Our journey (over the weekend) would take us from Seoul to Busan. The unwritten dress code for the day was ‘formal’. There was no mountain in the picture. A client meet (for Basil), perhaps a few subway stairs and a KTX train ride couldn’t have been all that bad.
Basil’s colleague doubled as our affable Korean guide for the day. As Basil and he walked ahead, I trudged slowly behind. Clearly, I had to admire the women of Seoul. Maybe, I had missed something. Basil’s colleague seemed concerned that I may not be able to walk and looked worriedly. All I could think of, were the ‘walks’ we’d been on, and hours of walking in my comfy sneakers. Why was this so difficult?
After their client meet, Basil’s colleague decided that we ‘must’ see Beomeosa temple. There we were, waiting for a train, standing in the corner, and afterwards running for a bus to take us up the mountain. Despite my sore feet, I must confess, the ride to the apex of the mountain was stunning. We saw hikers huffing along the pavements, but enjoying every bit of the climb. I cursed my wedges. This would have been a wonderful route to hike. The paved road made it look simple.
Bad decisions always have a way of biting back. Wedges and mountains don’t go well together.
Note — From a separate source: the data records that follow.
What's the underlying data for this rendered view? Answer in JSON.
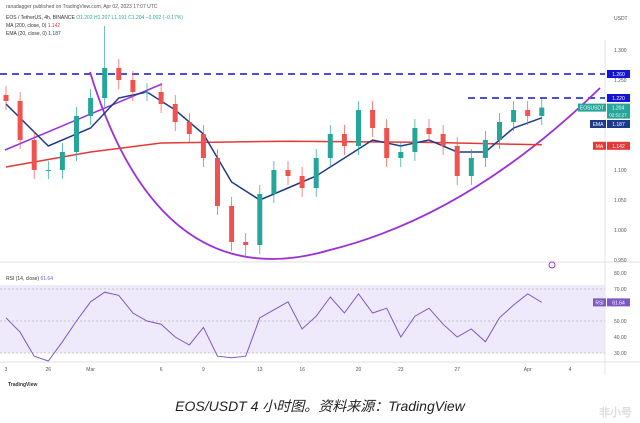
{
  "header": {
    "published": "ranadagger published on TradingView.com, Apr 02, 2023 17:07 UTC",
    "symbol": "EOS / TetherUS, 4h, BINANCE",
    "ohlc": "O1.202 H1.207 L1.191 C1.204 −0.002 (−0.17%)",
    "ma_label": "MA (200, close, 0)",
    "ma_value": "1.142",
    "ema_label": "EMA (20, close, 0)",
    "ema_value": "1.187",
    "rsi_label": "RSI (14, close)",
    "rsi_value": "61.64"
  },
  "axis": {
    "currency": "USDT",
    "price_ticks": [
      "1.300",
      "1.250",
      "1.100",
      "1.050",
      "1.000",
      "0.950"
    ],
    "rsi_ticks": [
      "80.00",
      "70.00",
      "50.00",
      "40.00",
      "30.00"
    ],
    "x_ticks": [
      "3",
      "26",
      "Mar",
      "6",
      "9",
      "13",
      "16",
      "20",
      "23",
      "27",
      "Apr",
      "4"
    ]
  },
  "tags": {
    "level1": "1.260",
    "level2": "1.220",
    "symbol": "EOSUSDT",
    "price": "1.204",
    "countdown": "02:52:27",
    "ema": "EMA",
    "ema_value": "1.187",
    "ma": "MA",
    "ma_value": "1.142",
    "rsi": "RSI",
    "rsi_value": "61.64"
  },
  "colors": {
    "up": "#26a69a",
    "down": "#ef5350",
    "ema": "#1e3a8a",
    "ma": "#e53935",
    "level": "#1414d4",
    "arc": "#9b30d9",
    "rsi": "#7e57c2"
  },
  "footer": {
    "logo": "TradingView",
    "caption": "EOS/USDT 4 小时图。资料来源：TradingView",
    "watermark": "非小号"
  },
  "chart_data": {
    "type": "candlestick",
    "title": "EOS / TetherUS, 4h, BINANCE",
    "x_start": "Feb 23",
    "x_end": "Apr 2",
    "ylim": [
      0.95,
      1.33
    ],
    "close": [
      1.215,
      1.15,
      1.1,
      1.1,
      1.13,
      1.19,
      1.22,
      1.27,
      1.25,
      1.23,
      1.23,
      1.21,
      1.18,
      1.16,
      1.12,
      1.04,
      0.98,
      0.975,
      1.06,
      1.1,
      1.09,
      1.07,
      1.12,
      1.16,
      1.14,
      1.2,
      1.17,
      1.12,
      1.13,
      1.17,
      1.16,
      1.14,
      1.09,
      1.12,
      1.15,
      1.18,
      1.2,
      1.19,
      1.204
    ],
    "high_max": {
      "date": "Mar 2",
      "value": 1.34
    },
    "low_min": {
      "date": "Mar 12",
      "value": 0.955
    },
    "ema20": [
      [
        0,
        1.21
      ],
      [
        3,
        1.14
      ],
      [
        6,
        1.17
      ],
      [
        8,
        1.22
      ],
      [
        10,
        1.23
      ],
      [
        12,
        1.2
      ],
      [
        14,
        1.16
      ],
      [
        16,
        1.08
      ],
      [
        18,
        1.05
      ],
      [
        20,
        1.07
      ],
      [
        22,
        1.09
      ],
      [
        24,
        1.12
      ],
      [
        26,
        1.15
      ],
      [
        28,
        1.14
      ],
      [
        30,
        1.15
      ],
      [
        32,
        1.13
      ],
      [
        34,
        1.13
      ],
      [
        36,
        1.17
      ],
      [
        38,
        1.187
      ]
    ],
    "ma200": [
      [
        0,
        1.105
      ],
      [
        6,
        1.13
      ],
      [
        11,
        1.145
      ],
      [
        20,
        1.148
      ],
      [
        30,
        1.146
      ],
      [
        38,
        1.142
      ]
    ],
    "levels": [
      1.26,
      1.22
    ],
    "rsi": [
      52,
      43,
      28,
      25,
      37,
      50,
      62,
      68,
      66,
      55,
      50,
      48,
      40,
      35,
      46,
      28,
      27,
      28,
      52,
      57,
      62,
      45,
      53,
      65,
      55,
      67,
      55,
      58,
      40,
      53,
      58,
      48,
      40,
      45,
      37,
      52,
      60,
      67,
      61.64
    ],
    "rsi_range": [
      20,
      80
    ],
    "rsi_bands": [
      70,
      50,
      30
    ]
  }
}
Here we were, on the top of the mountain, in the midst of nowhere, surely there was no reason to walk anymore. One would think, the temple would lie just beyond the gate. No more walking or climbing. And that’s when, I saw a another stairway and then another. At this point, I had to remove my shoes. It was easier and although, I didn’t see anyone else doing the same, I think it is an acceptable thing to do in a Buddhist Temple.
The view from the main temple was spectacular. It was worth it. To sit there in the silence and take it all in. Forget about my shoes or how tired I was. The serenity and tranquillity of the temple seemed to drown all the noises in my head. The bad decisions that I had made for the day or my life – didn’t matter. I was grinning more broadly than the Cheshire cat.